6️⃣ Google DeepMind Open Sources GenAI Processors: One-Click Real-Time AI Workflow Construction

Google DeepMind has open-sourced the GenAI Processors library, providing developers with lightweight, efficient tools for building asynchronous, composable generative AI workflows. This open-source library aims to simplify complex AI workflow development processes, supporting real-time processing of multimodal data including audio, video, and text, significantly improving Gemini API-based application development efficiency.

Library Highlights:

  • Modular Design: GenAI Processors simplifies complex AI workflow development through modular design
  • Multimodal Support: Supports asynchronous stream processing of audio, video, text, and other multimodal data, improving real-time application efficiency
  • Open Source Collaboration: Open source community collaboration will further expand library functionality, covering more scenarios and programming languages

Available on GitHub at https://github.com/google-gemini/genai-processors, the library features a unified Processor interface that enables developers to decompose complex AI workflows into modular processing units, supporting full pipeline processing from input preprocessing to model calls to output generation with asyncio optimization.

7️⃣ Google Veo3 Adds Image-to-Video Feature: 40+ Million Videos Created in Seven Weeks

Google continues advancing in AI video generation by launching image-to-video functionality and strengthening content recognition mechanisms, demonstrating strong market demand for AI creative tools. The platform has achieved remarkable adoption with over 40 million videos generated across platforms within seven weeks of launch.

Platform Expansion:

  • New Functionality: Google adds image-to-video generation through Gemini application, expanding AI creative tool capabilities
  • Enhanced Creation: Users can upload photos to generate video clips and add descriptive audio, supporting download or sharing of works
  • Content Traceability: All videos generated using Veo3 models will include visible and invisible digital watermarks ensuring content traceability

The image-to-video capability transforms still photographs into dynamic 8-second video clips with sound, rolling out to Google AI Pro and Ultra subscribers in select countries. The feature maintains character consistency across multiple shots while providing rich camera movement options including dolly shots for professional video creation.
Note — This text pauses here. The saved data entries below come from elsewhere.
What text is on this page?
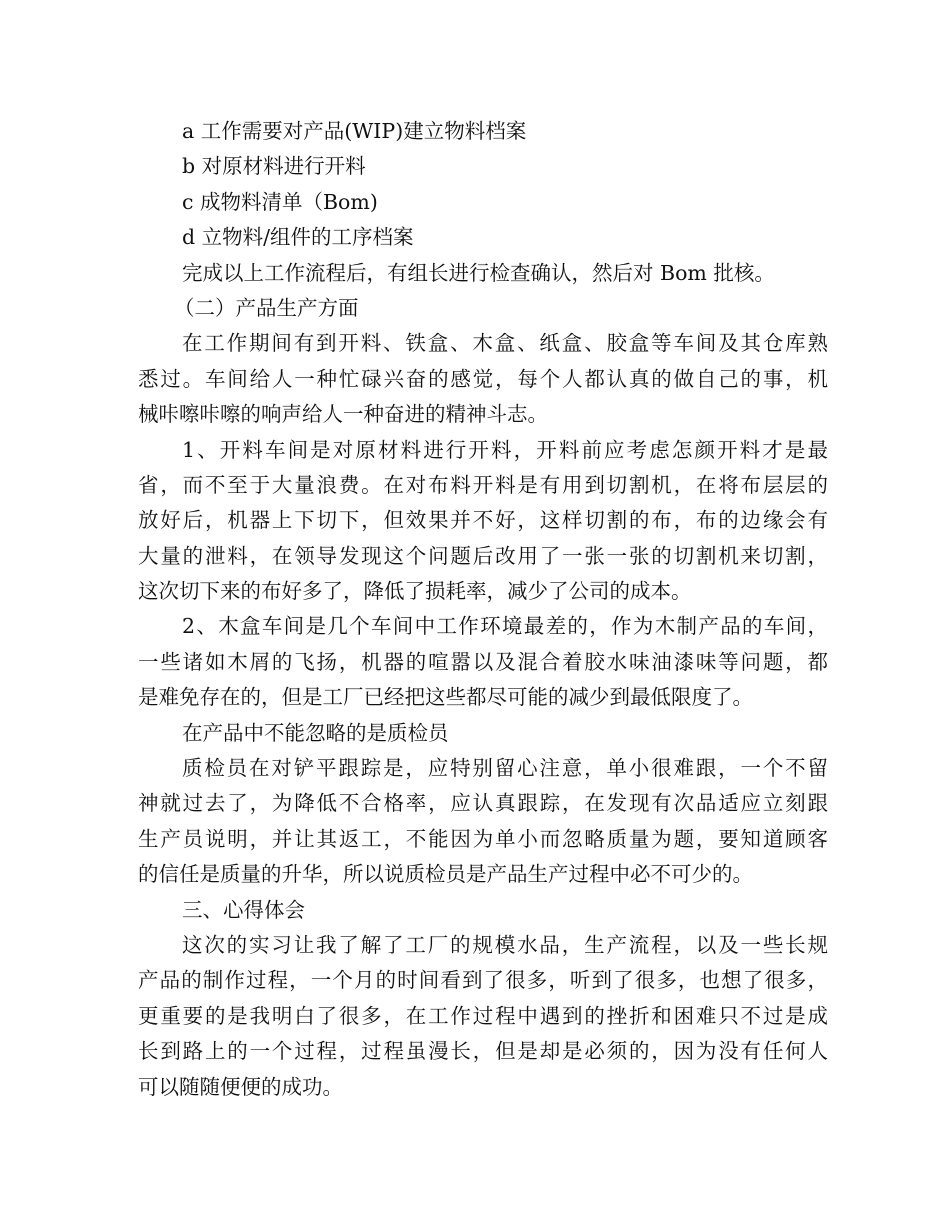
a 工作需要对产品(WIP)建立物料档案
b 对原材料进行开料
c 成物料清单（Bom)
d 立物料/组件的工序档案
完成以上工作流程后，有组长进行检查确认，然后对 Bom 批核。
（二）产品生产方面
在工作期间有到开料、铁盒、木盒、纸盒、胶盒等车间及其仓库熟
悉过。车间给人一种忙碌兴奋的感觉，每个人都认真的做自己的事，机
械咔嚓咔嚓的响声给人一种奋进的精神斗志。
1、开料车间是对原材料进行开料，开料前应考虑怎颜开料才是最
省，而不至于大量浪费。在对布料开料是有用到切割机，在将布层层的
放好后，机器上下切下，但效果并不好，这样切割的布，布的边缘会有
大量的泄料，在领导发现这个问题后改用了一张一张的切割机来切割，
这次切下来的布好多了，降低了损耗率，减少了公司的成本。
2、木盒车间是几个车间中工作环境最差的，作为木制产品的车间，
一些诸如木屑的飞扬，机器的喧嚣以及混合着胶水味油漆味等问题，都
是难免存在的，但是工厂已经把这些都尽可能的减少到最低限度了。
在产品中不能忽略的是质检员
质检员在对铲平跟踪是，应特别留心注意，单小很难跟，一个不留
神就过去了，为降低不合格率，应认真跟踪，在发现有次品适应立刻跟
生产员说明，并让其返工，不能因为单小而忽略质量为题，要知道顾客
的信任是质量的升华，所以说质检员是产品生产过程中必不可少的。
三、心得体会
这次的实习让我了解了工厂的规模水品，生产流程，以及一些长规
产品的制作过程，一个月的时间看到了很多，听到了很多，也想了很多，
更重要的是我明白了很多，在工作过程中遇到的挫折和困难只不过是成
长到路上的一个过程，过程虽漫长，但是却是必须的，因为没有任何人
可以随随便便的成功。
8️⃣ Mistral AI Releases Devstral2507: Built for Code-Centric Language Modeling

Mistral AI has partnered with All Hands AI to launch the Devstral2507 series models, including open-source Devstral Small 1.1 and enterprise-grade Devstral Medium2507. These models focus on code reasoning, program synthesis, and structured task execution, suitable for practical applications in large software codebases with impressive benchmark performance.

Model Performance:

  • Benchmark Excellence: Devstral Small 1.1 achieves 53.6% score on SWE-Bench benchmark testing, while Devstral Medium2507 scores 61.6%
  • Commercial Outperformance: Performance surpasses some commercial models in code-centric tasks and software engineering applications
  • Specialized Focus: Models specifically designed for code reasoning, program synthesis, and structured task execution in enterprise environments

The series represents advancement in specialized AI models for software development, with Devstral Small 1.1 available as open-source for local deployment while Devstral Medium2507 targets enterprise applications through API access, demonstrating superior performance in agentic coding tasks and tool use patterns compared to traditional copilot-style systems.